Grad students seek to save Notre Dame’s University Village | Education

SOUTH BEND — Some University of Notre Dame graduate students are circulating a petition to try to save University Village, the 55-year-old married student apartment complex that is scheduled to close and be demolished next spring.

The complex includes many married couples with young children. Residents there describe it as a close-knit community, with regular communal dinners and Masses, and a fenced-in playground.

As of Thursday afternoon, the petition had nearly 2,300 signatures.

Built in 1962, University Village is on the far north edge of campus along Douglas Road. Graduate students and their families who live there often walk or bike to the main part of campus.

Earlier this month, Notre Dame announced that starting in fall 2018 all newly enrolled undergraduates will be required to live on campus for three years, in part to strengthen the residential community on campus. Now some graduate students with families are concerned they will have to move off campus, into rental apartments or houses that will cost them more and not offer the sense of community they say exists among student families on campus.

“Notre Dame has pushed off giving us details about the closing since 2014,” said Thomas Dougherty, a graduate student of architecture, who lives in University Village with his wife and two children.

The university announced in 2014 that in 2018 it would close three on-campus graduate apartment complexes: University Village, which houses about 75 married students with spouses, including many with children; Cripe Street Apartments, 22 students plus their spouses; and O’Hara-Grace Townhouses, 62 single graduate students.

The plan to close all three remains on target for next May, Erin Hoffmann Harding, Notre Dame’s vice president for student affairs, said in an interview Wednesday.

She and Karen Kennedy, the university’s housing director, said Notre Dame will help married students and their families find new housing either on campus or in the community.

Families that were living in University Village under signed leases in 2014 will be able to rent units in Fischer Graduate Residences on campus at the same rate as their current lease, Harding said. Graduate student families that weren’t under a campus lease in 2014 will have the option of renting Fischer units at the current rate or finding housing off campus.

For families without a grandfathered lease, rates at Fischer will be nearly double what they now pay at University Village, which will be prohibitive for some families, said University Village resident Naomi Burton, who lives there with her husband, Robert, a doctoral student, and their two children.

“We would like some sort of community,” said resident Heeyoung Moon, whose husband is a graduate student. They are among many international families in University Village.

The university has an agreement with Off Campus Partners LLC, based in Charlottesville, Va., to help married students and their families find affordable housing in the South Bend area, Harding said. Most families likely will seek to rent apartments or houses, but the university also works with a local real estate company to show homes to families seeking to buy, she said.
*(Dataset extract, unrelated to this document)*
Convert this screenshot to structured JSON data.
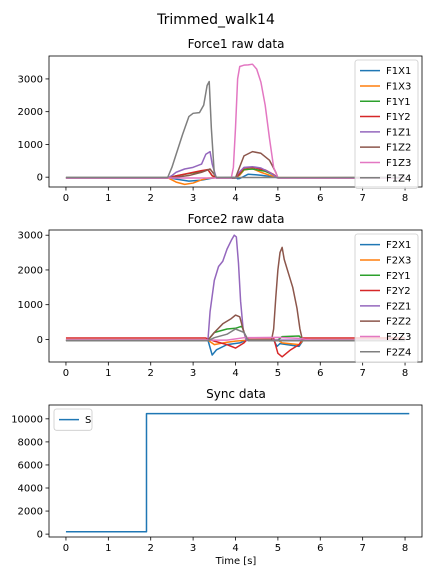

Notre Dame won’t arrange communal living centers for graduate student families off campus. If a number of university families decided to rent in a specific neighborhood or apartment complex, however, the university intends to help them plan gatherings and events to foster a sense of community.

The university in 2018 also plans to hire a full-time employee to help students with parenting and spousal support issues.

In 2016, Holladay Properties proposed development of a mixed-use retail and residential project in the area where University Village now stands, Notre Dame spokesman Dennis Brown said. There is a tentative agreement to move forward on that, but only if it is in conjunction with a project to improve safety and landscaping along Indiana 933, he said.

If the 933 project doesn’t materialize, the University Village property will be grassed over after demolition, he said. The area where the O’Hara-Grace Townhouses are located will be converted to parking.